Before they went up the stairs to the mezzanine the young officer whispered that she should take off her high heels to make less noise. That meant she was no longer taller than him. On the mezzanine they first kept to the back, by the windows looking out over Workers’ Square, so that they couldn’t be seen from the gaming room below. Halfway along they moved towards the balustrade. They were partially hidden by the rope to the central chandelier and the genuine suit of Maximilian armour from the sixteenth century which she had bought at an auction in Augsburg. The idea was that when gamblers saw it up there it would give them an unconscious sense of being either protected or watched. Their own conscience would determine which. Lady and the officer crouched and peered down into the room, where twenty minutes earlier customers and staff had fled in panic. Lady had been standing on the roof looking up at the full moon and instinctively felt the evil when she heard the crash and screams from down below.
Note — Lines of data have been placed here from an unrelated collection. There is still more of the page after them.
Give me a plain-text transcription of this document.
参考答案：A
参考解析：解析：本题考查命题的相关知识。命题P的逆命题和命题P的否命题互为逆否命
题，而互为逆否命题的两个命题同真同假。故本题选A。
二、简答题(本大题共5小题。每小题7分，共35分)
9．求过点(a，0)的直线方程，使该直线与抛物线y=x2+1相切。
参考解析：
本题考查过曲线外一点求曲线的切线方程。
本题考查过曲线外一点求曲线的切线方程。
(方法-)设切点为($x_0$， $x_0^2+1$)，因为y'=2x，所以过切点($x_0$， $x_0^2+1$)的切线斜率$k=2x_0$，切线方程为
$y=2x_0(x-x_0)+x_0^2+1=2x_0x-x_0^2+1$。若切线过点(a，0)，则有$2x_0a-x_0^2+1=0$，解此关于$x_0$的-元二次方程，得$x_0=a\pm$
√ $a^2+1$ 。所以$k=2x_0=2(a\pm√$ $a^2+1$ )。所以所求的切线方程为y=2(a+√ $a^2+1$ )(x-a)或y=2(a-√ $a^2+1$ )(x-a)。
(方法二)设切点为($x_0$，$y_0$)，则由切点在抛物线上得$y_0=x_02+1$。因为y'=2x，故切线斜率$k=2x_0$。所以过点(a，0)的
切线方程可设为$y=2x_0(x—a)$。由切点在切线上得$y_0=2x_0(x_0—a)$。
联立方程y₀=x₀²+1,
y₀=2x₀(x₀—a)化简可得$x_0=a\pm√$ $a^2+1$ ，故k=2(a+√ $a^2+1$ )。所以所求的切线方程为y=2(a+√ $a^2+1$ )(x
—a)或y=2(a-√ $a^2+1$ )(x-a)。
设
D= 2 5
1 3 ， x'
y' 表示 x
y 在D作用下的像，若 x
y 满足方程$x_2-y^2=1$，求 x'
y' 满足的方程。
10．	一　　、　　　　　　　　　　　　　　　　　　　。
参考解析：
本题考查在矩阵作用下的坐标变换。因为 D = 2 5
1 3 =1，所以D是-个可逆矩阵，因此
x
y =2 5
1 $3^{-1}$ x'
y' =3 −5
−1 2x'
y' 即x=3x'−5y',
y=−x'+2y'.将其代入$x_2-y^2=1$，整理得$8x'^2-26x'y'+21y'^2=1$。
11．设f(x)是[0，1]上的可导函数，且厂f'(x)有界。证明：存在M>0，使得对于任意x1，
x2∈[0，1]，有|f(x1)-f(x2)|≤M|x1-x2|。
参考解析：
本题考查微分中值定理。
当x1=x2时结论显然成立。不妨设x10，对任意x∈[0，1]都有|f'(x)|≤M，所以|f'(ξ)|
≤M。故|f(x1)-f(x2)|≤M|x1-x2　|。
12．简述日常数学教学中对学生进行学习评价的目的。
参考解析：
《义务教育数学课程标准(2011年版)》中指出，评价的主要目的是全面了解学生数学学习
She went down, grabbed one of the fleeing waiters, who said that some guy had fired a gun into the chandelier and was holding Jack.

She had already calculated the cost of a new chandelier, but it was obvious that would be nothing compared to the cost of the gun — which was at present pointing at the head of Jack, her best croupier — being fired one more time. After all, part of what her casino offered was safe excitement and relaxation; for a while you didn’t need to think about the crime in the streets outside. If the impression was created that Inverness Casino couldn’t offer that, the gaming room would be as empty as it was now. The only two people left were sitting at the blackjack table below the mezzanine on the other side. Poor Jack was ramrod-stiff and as white as a sheet.

Right behind him, holding a gun, sat the customer.

‘It would be hard to get a shot in from such a distance as long as he’s hiding behind your croupier,’ Macbeth whispered, taking out a little telescope from his black uniform. ‘We have to get closer. Who is he and what does he want?’

‘Ernest Collum. He says he’ll kill my croupier unless he’s given back everything he’s lost at the casino.’

‘And is that a lot?’

‘More than we have in cash here. Collum’s one of the addicts. An engineer and a number-crunching genius, so he knows the odds. They’re the worst. I’ve told him we’ll try and get the money, but the banks are closed, so it could take a while.’